Was plant die Ampel-Koalition im Bereich der Umsatzsteuer? Das Wichtigste ist sicherlich, dass der Steuersatz unverändert bleibt. Die Mehrwertsteuer soll nicht erhöht werden. Daneben gibt es zahlreiche Veränderungen im Umsatzsteuerrecht, die momentan ausgearbeitet werden und 2022 den Weg in das Gesetzgebungsverfahren finden könnten. 

Auf Seite 167 (von insgesamt 177 Seiten) des Koalitionsvertrags nimmt die Koalition zur Umsatzsteuer Stellung. So soll ein elektronisches Meldesystem bundesweit einheitlich eingeführt werden, das für die Erstellung, Prüfung und Weiterleitung von Rechnungen verwendet wird. Im Rahmen der Einführung dieses Meldesystems ist zu erwarten, dass die elektronische Rechnung weiter an Bedeutung gewinnen wird. Insgesamt verdeutlicht der Koalitionsvertrag, dass viele kleine "Baustellen" und Reformvorhaben im Umsatzsteuerrecht, oftmals angestoßen durch EU-Rechtsprechung, schrittweise in den nächsten Jahren umgesetzt werden sollen. Mit einer „umsatzsteuerlichen Reformwelle" durch den Arbeitseifer einer neuen Regierung ist 2022 nicht zu rechnen. Im Einzelnen heißt es im Koalitionsvertrag insbesondere wie folgt:

  • Wir werden weiterhin den Umsatzsteuerbetrug bekämpfen. Dieser Weg soll in Zusammenarbeit mit den Ländern intensiviert werden.
     
  • Wir werden schnellstmöglich ein elektronisches Meldesystem bundesweit einheitlich einführen, das für die Erstellung, Prüfung und Weiterleitung von Rechnungen verwendet wird. So senken wir die Betrugsanfälligkeit unseres Mehrwertsteuersystems erheblich und modernisieren und entbürokratisieren gleichzeitig die Schnittstelle zwischen der Verwaltung und den Betrieben.
     
  • Wir werden uns auf EU-Ebene für ein endgültiges Mehrwertsteuersystem einsetzen (z. B. Reverse-Charge).
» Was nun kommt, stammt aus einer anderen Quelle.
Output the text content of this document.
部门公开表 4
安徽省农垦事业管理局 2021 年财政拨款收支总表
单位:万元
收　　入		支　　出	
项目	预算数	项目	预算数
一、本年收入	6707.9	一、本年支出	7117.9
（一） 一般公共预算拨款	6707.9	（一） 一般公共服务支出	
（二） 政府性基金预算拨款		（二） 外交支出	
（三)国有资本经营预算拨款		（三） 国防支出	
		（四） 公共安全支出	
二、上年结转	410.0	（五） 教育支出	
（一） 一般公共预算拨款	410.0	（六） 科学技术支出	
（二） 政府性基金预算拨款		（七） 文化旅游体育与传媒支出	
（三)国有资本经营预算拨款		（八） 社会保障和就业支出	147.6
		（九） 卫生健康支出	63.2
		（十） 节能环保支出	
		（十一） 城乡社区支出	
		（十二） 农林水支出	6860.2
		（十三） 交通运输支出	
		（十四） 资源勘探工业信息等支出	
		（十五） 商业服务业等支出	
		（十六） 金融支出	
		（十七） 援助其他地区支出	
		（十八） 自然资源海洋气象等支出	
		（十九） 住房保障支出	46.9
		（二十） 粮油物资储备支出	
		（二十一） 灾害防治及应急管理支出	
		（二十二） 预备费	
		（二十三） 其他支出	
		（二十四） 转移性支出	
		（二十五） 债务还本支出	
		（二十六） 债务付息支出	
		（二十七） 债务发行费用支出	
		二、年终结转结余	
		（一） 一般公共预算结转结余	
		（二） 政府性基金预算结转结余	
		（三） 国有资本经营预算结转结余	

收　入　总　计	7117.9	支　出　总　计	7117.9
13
Die zweite Jahreshälfte 2021 stand im Eindruck des zum 1. Juli 2021 in Kraft getretenen MwSt-Digitalpakets der Europäischen Union (ESCHE blog v. 28. Mai 2021: Das Mehrwertsteuerdigitalpaket tritt in Kraft: Umsatzsteuerliche Neuregelungen beim Fernabsatz und für Onlinehändler ab dem 01.07.2021), das für weitreichende Änderungen im Bereich der Fernverkäufe und bei der One-Stop-Shop-Regelung gesorgt hat. 

Änderungen ab 01.01.2022

  • Änderung für die Durchschnittssatzbesteuerung der Land- und Forstwirte
  • Anpassungen bei der Besteuerung von Reiseleistungen nach § 25 UStG

Gastronomiedienstleistungen

2022 bleibt der ermäßigte Umsatzsteuersatz i. H. v. 7 % für Speisen- und Verpflegungsdienstleistungen weiterhin bestehen. Dieser wurde bereits im Juni 2021 im Rahmen des Dritten Corona-Steuerhilfegesetzes befristet bis zum 31. Dezember 2022 verlängert.

Weitere Themengebiete

Tankkarten 

Der Entwurf eines BMF-Schreibens zur steuerrechtlichen Behandlung von Tankkarten (ESCHE blog v. 11. November 2021: Neuerungen bei der umsatzsteuerlichen Behandlung von Tankkartenumsätzen) wurde von den Verbänden bisher mehr oder weniger stark kritisiert. Daraufhin hat die Finanzverwaltung signalisiert, eine Anpassung vorzunehmen, die allerdings noch Zeit in Anspruch nehmen wird. Mit einer Veröffentlichung des finalen BMF-Schreibens ist daher noch nicht zu rechnen. Unterdessen bleibt die bisherige Regelung zu Tankkarten gültig.

Mehrwegverpackungen

Zum Jahreswechsel ist zu erwarten, dass die sogenannten Mehrweg-Systeme durch das Verbot von Einwegverpackungen, insbesondere auch im Bereich der Gastronomie und der Veranstaltungsbranche, eine weitere Verbreitung erfahren werden. Daraus können sich spannende umsatzsteuerrechtliche Fragestellungen ergeben: Je nach Ausgestaltung des konkreten Sachverhalts stellen sich Fragen rund um das Thema Schadenersatz.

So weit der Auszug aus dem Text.